Well done! This is a rather major endeavour! is this just for fun? or do you have serious intensions to 'rebuild' Mathematica :o

POSTED BY: Sander Huisman
1 year ago

Thanks for your response! It is just for fun, a serious 'rebuild' requires farrrr more expertise and effort:).

POSTED BY: Yonghao Jin
1 year ago

You already implemented pattern matching which is one of the hardest parts I presume ;)

POSTED BY: Sander Huisman
1 year ago

enter image description here - you have earned "Featured Contributor" badge, congratulations !

This is a great post and it has been selected for the curated Staff Picks group.

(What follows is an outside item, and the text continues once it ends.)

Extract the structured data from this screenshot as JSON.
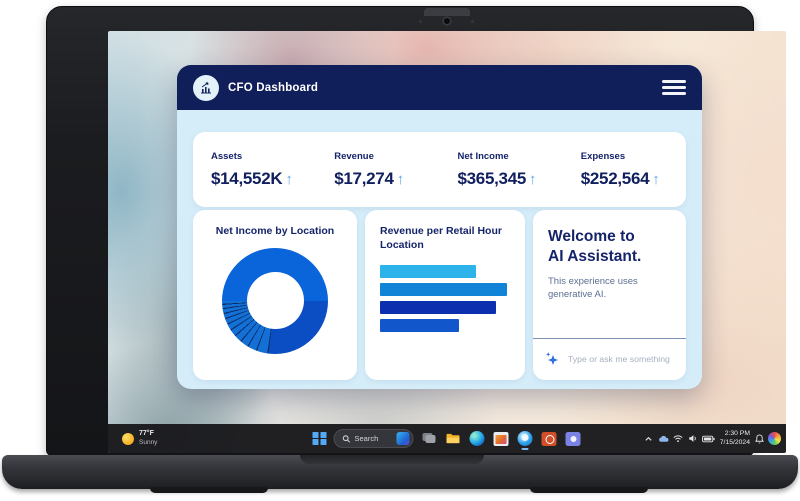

Your profile is now distinguished by a "Featured Contributor" badge and displayed on the "Featured Contributor" board.

POSTED BY: Moderation Team
1 year ago

That's cool, but I hope you do not run into legal troubles. According to the mathematica eula, under "ownership", they see their language as part of their product's IP and don't grant anyone to use its distinctive features outside of the product.

POSTED BY: Harald Schilly
1 year ago

Well, this project seems to live on: Mathics: A free, light-weight alternative to Mathematica

Mathics is a free, general-purpose online computer algebra system featuring Mathematica-compatible syntax and functions. It is backed by highly extensible Python code, relying on SymPy for most mathematical tasks.